Карий не-звериный глаз не выдержал взгляда 12-летнего Дмитрия и сморгнул. Зеленоватая длинномордая голова резко повернулась, демонстрируя светлое не-звериное ухо, потом Существо вскочило на задние ноги и, прижимая к груди морковинку, легко бросилось на дощатую полку, приколоченную к задней стенке клетки. Каждое его движение находило живейшие отклики за загородкою.
— О-о, гляди! Прям акробатка! Раз-раз — и запрыгнула!
— А ручонки-то, ручонки — совсем как у тебя…
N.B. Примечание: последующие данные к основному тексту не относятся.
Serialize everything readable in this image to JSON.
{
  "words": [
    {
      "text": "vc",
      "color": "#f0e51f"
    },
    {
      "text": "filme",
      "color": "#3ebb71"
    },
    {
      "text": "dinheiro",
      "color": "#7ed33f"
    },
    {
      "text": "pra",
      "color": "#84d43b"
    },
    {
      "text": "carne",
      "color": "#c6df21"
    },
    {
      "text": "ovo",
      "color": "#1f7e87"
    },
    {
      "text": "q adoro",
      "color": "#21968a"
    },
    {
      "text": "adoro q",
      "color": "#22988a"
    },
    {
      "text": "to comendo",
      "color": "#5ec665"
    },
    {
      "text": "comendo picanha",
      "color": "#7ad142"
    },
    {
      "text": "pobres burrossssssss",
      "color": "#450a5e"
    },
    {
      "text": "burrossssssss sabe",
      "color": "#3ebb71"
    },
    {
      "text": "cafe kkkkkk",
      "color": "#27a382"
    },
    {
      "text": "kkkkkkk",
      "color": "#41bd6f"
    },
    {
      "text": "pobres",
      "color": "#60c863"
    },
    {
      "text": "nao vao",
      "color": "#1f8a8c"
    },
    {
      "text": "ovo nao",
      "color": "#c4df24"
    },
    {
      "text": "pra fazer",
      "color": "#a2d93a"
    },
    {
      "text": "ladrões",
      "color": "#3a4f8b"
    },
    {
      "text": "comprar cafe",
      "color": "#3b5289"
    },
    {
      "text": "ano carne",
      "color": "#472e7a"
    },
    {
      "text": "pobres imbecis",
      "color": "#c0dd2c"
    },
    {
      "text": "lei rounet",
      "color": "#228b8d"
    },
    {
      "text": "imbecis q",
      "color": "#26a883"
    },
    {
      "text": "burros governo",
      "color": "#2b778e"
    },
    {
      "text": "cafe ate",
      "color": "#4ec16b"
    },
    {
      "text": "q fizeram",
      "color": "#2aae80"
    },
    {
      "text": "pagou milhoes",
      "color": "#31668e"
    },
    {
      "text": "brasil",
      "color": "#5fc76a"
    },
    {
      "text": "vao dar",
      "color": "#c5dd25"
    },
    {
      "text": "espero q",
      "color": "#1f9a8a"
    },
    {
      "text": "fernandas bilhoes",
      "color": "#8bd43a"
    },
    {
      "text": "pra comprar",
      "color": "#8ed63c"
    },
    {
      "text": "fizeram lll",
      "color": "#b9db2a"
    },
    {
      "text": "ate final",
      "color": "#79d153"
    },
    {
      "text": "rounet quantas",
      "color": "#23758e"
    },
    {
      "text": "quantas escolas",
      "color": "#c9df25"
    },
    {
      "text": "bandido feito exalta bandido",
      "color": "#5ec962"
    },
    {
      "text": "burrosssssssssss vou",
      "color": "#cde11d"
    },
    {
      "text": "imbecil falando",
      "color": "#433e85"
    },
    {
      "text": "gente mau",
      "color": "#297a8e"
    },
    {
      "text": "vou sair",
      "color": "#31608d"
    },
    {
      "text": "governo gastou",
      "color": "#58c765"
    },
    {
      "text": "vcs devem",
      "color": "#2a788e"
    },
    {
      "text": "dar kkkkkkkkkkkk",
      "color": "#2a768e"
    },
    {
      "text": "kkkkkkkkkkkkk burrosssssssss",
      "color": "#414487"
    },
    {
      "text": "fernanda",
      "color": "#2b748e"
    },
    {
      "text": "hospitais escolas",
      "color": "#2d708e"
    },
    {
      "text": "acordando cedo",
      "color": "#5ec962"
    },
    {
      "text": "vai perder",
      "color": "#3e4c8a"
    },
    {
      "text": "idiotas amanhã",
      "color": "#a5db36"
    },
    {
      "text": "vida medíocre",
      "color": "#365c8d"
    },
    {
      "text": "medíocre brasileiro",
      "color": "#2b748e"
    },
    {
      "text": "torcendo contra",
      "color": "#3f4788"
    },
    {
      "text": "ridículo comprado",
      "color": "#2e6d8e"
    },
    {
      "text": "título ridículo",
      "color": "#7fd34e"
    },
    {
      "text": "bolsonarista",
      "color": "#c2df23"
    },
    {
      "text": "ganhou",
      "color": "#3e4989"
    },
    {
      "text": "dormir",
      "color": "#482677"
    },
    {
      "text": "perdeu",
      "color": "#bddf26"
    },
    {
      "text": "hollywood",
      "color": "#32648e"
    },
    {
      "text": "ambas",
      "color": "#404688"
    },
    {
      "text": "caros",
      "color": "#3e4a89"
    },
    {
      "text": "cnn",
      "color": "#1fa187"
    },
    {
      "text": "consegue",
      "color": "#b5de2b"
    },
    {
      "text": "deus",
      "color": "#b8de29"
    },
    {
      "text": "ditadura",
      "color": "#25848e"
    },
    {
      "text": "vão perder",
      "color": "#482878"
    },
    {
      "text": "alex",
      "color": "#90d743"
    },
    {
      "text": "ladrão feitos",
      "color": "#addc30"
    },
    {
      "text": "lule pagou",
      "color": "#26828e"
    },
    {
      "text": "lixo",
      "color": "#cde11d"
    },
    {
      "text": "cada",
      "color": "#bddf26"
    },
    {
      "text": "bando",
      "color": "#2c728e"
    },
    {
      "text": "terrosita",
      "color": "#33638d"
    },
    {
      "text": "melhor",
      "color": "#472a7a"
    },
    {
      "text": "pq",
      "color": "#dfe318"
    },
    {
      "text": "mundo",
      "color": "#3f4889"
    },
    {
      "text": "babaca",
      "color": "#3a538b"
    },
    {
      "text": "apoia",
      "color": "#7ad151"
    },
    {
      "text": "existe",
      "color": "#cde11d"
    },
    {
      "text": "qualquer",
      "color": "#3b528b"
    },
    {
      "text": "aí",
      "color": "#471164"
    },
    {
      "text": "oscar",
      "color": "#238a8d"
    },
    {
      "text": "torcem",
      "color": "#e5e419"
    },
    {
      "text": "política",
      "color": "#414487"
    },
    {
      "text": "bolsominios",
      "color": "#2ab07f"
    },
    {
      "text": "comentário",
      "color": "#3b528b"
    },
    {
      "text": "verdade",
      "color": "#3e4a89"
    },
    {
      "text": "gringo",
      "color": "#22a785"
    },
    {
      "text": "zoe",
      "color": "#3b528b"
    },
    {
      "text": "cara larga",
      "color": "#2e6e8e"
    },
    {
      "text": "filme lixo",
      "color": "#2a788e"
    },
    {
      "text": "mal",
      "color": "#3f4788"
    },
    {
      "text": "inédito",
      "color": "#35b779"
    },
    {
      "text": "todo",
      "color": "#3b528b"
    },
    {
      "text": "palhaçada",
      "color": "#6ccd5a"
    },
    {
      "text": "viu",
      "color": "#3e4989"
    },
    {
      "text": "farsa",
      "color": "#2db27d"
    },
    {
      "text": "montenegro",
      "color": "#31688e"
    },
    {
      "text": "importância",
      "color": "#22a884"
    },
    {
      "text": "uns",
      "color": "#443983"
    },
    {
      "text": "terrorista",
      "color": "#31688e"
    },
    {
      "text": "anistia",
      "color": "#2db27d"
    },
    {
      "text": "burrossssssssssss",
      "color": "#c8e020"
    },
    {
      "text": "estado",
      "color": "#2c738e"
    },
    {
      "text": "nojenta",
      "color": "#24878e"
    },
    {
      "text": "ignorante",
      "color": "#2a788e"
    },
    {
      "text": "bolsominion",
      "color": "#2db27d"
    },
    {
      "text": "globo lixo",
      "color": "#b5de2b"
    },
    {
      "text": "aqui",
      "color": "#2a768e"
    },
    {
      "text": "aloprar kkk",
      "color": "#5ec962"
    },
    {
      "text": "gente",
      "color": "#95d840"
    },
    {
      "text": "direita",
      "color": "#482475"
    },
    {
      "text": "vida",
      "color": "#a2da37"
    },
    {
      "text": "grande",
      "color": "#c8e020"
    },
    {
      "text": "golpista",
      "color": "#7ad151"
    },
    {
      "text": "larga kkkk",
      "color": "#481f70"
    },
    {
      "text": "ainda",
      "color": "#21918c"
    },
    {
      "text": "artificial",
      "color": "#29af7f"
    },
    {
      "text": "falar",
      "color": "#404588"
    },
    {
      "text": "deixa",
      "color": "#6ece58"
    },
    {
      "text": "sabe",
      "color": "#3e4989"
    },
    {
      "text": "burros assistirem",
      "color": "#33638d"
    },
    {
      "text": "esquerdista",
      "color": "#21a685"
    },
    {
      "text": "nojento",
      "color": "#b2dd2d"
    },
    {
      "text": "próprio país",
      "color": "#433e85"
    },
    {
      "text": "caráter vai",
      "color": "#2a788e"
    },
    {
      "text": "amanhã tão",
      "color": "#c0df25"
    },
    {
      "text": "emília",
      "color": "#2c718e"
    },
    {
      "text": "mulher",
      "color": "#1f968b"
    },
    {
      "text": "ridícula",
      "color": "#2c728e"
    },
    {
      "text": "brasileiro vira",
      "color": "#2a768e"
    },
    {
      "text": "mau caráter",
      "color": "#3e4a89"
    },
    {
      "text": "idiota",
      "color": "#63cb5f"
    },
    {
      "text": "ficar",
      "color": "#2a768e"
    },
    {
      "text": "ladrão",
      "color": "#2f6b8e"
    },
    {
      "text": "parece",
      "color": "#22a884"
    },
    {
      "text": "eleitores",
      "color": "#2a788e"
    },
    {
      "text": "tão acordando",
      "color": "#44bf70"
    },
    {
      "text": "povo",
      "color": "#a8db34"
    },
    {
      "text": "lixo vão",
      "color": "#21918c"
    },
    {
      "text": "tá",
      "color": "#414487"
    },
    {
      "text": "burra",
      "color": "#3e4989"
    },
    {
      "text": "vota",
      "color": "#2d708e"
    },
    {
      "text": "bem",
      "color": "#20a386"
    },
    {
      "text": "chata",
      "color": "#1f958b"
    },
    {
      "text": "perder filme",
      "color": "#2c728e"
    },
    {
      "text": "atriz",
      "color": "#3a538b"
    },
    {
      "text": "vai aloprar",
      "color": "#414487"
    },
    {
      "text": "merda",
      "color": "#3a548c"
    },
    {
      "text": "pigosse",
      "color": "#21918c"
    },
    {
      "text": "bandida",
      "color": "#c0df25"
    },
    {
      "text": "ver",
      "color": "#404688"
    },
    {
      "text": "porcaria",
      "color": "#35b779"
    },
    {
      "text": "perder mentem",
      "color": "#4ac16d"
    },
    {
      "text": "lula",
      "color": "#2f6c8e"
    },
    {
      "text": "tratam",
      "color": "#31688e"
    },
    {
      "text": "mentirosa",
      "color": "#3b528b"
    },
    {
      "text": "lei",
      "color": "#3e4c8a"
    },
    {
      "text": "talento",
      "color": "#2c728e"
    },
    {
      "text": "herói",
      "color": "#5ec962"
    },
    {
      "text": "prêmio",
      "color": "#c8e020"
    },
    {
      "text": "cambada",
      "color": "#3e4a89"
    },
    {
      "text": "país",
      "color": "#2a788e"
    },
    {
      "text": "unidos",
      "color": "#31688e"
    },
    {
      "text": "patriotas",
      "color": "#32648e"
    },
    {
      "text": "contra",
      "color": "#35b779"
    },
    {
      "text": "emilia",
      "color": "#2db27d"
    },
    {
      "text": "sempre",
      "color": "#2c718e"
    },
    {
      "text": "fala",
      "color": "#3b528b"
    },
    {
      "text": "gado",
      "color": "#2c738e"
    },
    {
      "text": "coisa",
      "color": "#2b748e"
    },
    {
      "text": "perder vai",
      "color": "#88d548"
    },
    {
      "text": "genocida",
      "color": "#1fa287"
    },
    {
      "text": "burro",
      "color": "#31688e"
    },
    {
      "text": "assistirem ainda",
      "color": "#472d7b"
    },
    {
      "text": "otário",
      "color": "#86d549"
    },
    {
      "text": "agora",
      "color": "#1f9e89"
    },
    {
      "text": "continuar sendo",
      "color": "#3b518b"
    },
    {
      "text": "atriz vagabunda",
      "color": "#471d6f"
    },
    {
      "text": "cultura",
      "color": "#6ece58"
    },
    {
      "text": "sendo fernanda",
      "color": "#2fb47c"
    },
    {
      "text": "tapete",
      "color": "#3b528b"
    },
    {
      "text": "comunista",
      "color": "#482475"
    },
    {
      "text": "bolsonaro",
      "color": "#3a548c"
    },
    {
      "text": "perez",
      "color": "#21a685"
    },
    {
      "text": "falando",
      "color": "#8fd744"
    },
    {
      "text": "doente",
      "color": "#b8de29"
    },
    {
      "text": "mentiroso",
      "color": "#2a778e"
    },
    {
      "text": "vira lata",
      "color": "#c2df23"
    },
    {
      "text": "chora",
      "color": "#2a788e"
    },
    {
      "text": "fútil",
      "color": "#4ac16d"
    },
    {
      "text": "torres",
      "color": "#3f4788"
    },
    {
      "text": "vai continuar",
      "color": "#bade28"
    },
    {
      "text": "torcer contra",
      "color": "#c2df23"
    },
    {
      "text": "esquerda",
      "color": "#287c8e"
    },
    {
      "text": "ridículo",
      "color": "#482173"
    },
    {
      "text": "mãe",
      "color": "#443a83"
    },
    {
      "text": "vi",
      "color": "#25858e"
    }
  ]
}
— Машка, он, кажись, на тебя похож…
— Дурак! На тебя больше похож!..
— …а чо жопа-то такая красная — выпороли, что ли?!
— Кирпичом натерли!..
— Ха-ха-ха-ха! Ой, умора! Ух-ху-ху-ху!..
Существо, привычно и равнодушно озираясь, принялось доедать свою морковь. Оно вкладывало в это действие всю серьезность, дарованную ему природой и столь странно роднившую его с теми, кто сейчас шумел и кривлялся по ту сторону клетки. Иногда оранжевые кусочки летели у Существа изо рта, и оно, не переставая жевать, деловито и торопливо выбирало их из своей шерсти…
О чем думал Дмитрий, глядя сквозь решетку на это странное живое сочетание не-человеческого и человеческого?… Ясно одно: именно тогда, у той самой клетки и произошло с ним нечто непоправимо важное — то, что навсегда изменило его, растравив в нем его истинную сущность и тем самым жестоко противопоставив его всем ему подобным…
…Свой план он разрабатывал долго и не по-двенадцатилетнему тщательно. Побывав в зверинце на следующий день, он, насколько это было возможно, изучил устройство клетки. Потом обошел зверинец снаружи и как следует осмотрел его сплошную высокую ограду, собранную из размалеванных фанерных щитов. Еще день спустя Дмитрий впервые в жизни не пришел ночевать домой. Наутро его, разумеется, встретили поркой, задавая при этом разные подобающие случаю вопросы, но Дмитрий лишь молчал — не столько зло, сколько равнодушно, — и думал о том, куда отец мог спрятать гвоздодер…
Следующую ночь Дмитрий также провел вне дома, довершая работу, начатую накануне. Подкоп под фанерный щит позади клетки с хорьками был углублен и расширен с расчетом на то, чтобы пролезть не только Дмитрию, но и его предполагаемой добыче. При малейшем подозрительном звуке Дмитрий готов был, прижимая к себе свою лопату без черенка, тенью кинуться за карусель. Но, к счастью для Дмитрия, все звуки были на его стороне. Вот за оградой раздался проникновенный и долгий икающий крик осла — что ж, тем лучше.
Меньше слышно шорох лопаты. Вот где-то на дальней аллее заголосил чей-то подгулявший баян, подхваченный вразнобойным рёвом, — очень хорошо. Пусть отвлекает пропойцу-сторожа, торчащего в кассовой будке… Впрочем, Дмитрий и сам хорошо и надолго отвлек старика, ухитрившись незаметно поставить на окошко кассы непочатую бутылочку русской. Бутылочкой разжился на рынке загодя — не купил, разумеется, а виртуозно выхватил из чьей-то раскрытой кошелки.